PCI-E, SAS, FC,
HDD, SSD Technology,
RAID Controllers, Direct-Attach,
SAN, Dell MD3200, EMC AX4, CX4, VNX, V-Max, HP P2000, EVA, P9000/VSP, Hitachi AMS
SSD products: SATA/SAS SSDs , PCI-E SSDs, Fusion iO, other SSD
Wikipedia has SSD as Solid-state drive. I have also seen reference as solid-state disk. But there is no drive and no disk, so I am calling it solid-state-device.
After years of anticipation and false starts, the SSD is finally ready to take a feature role in database server storage. There were false starts because NAND flash is very different from hard disks and cannot be simply dropped into a storage device and infrastructure built around hard disk characteristics. Too many simple(ton) people became entranced on only seeing the featured specifications of NAND-based SSD, usually random IOPS and latency. It is always the details in small print (or outright omitted) that are critical. Now, enough of the supporting technologies to use NAND-based SSD in database storage systems are in place and more are coming soon.
Random IO performance has long been the laggard in computer system performance. Processor performance has improved along the 40% per year rate of Moore's law. Memory capacity has grow at around the 27% per year rate (memory bandwidth has kept pace, but not memory latency). Hard disk drive capacity for a while grew at 50%-plus per year. Even HDD sequential transfer rates has increased at a healthy pace, from around 5MB/s to 200MB/s over the last 15 years. However random IOPS has only tripled over the same 15 year period from 5400RPM to 15K. The wait for SSD to finally break the random IOPS stranglehold has been long, but is finally taking place.

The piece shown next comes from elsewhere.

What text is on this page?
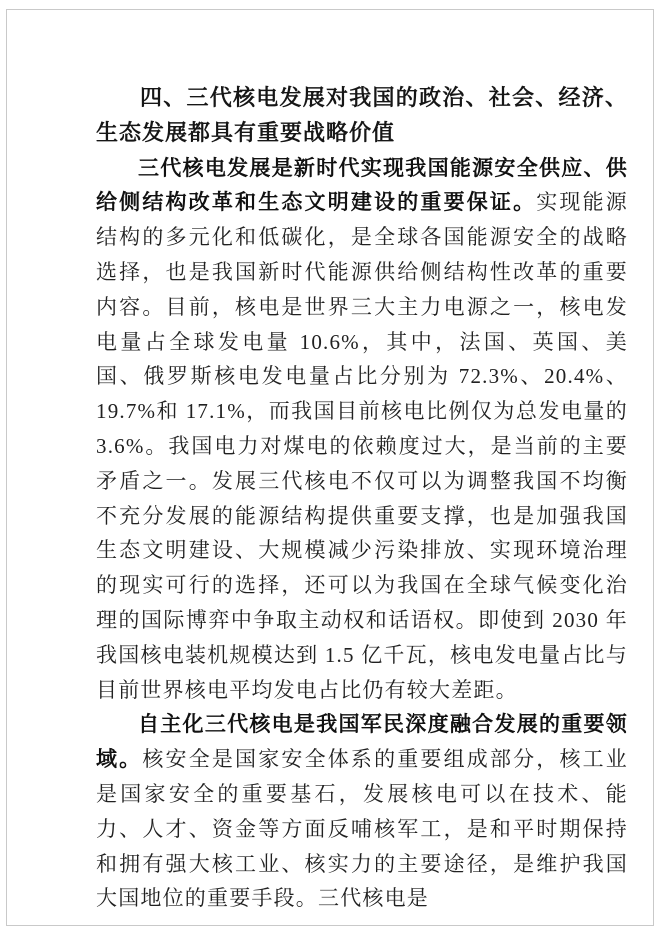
四、三代核电发展对我国的政治、社会、经济、生态发展都具有重要战略价值

三代核电发展是新时代实现我国能源安全供应、供给侧结构改革和生态文明建设的重要保证。实现能源结构的多元化和低碳化，是全球各国能源安全的战略选择，也是我国新时代能源供给侧结构性改革的重要内容。目前，核电是世界三大主力电源之一，核电发电量占全球发电量 10.6%，其中，法国、英国、美国、俄罗斯核电发电量占比分别为 72.3%、20.4%、19.7%和 17.1%，而我国目前核电比例仅为总发电量的 3.6%。我国电力对煤电的依赖度过大，是当前的主要矛盾之一。发展三代核电不仅可以为调整我国不均衡不充分发展的能源结构提供重要支撑，也是加强我国生态文明建设、大规模减少污染排放、实现环境治理的现实可行的选择，还可以为我国在全球气候变化治理的国际博弈中争取主动权和话语权。即使到 2030 年我国核电装机规模达到 1.5 亿千瓦，核电发电量占比与目前世界核电平均发电占比仍有较大差距。

自主化三代核电是我国军民深度融合发展的重要领域。核安全是国家安全体系的重要组成部分，核工业是国家安全的重要基石，发展核电可以在技术、能力、人才、资金等方面反哺核军工，是和平时期保持和拥有强大核工业、核实力的主要途径，是维护我国大国地位的重要手段。三代核电是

We should expect three broad lines of progress in the next few years. One is the use of SSD to supplement or replace HDD is key functions. Second is a complete redesign of storage system architecture around SSD capabilities with consideration that high-capacity HDD is still useful. Third, that it is time to completely rethink the role of memory and storage in server system architecture, and perhaps database architecture with respect to data and log.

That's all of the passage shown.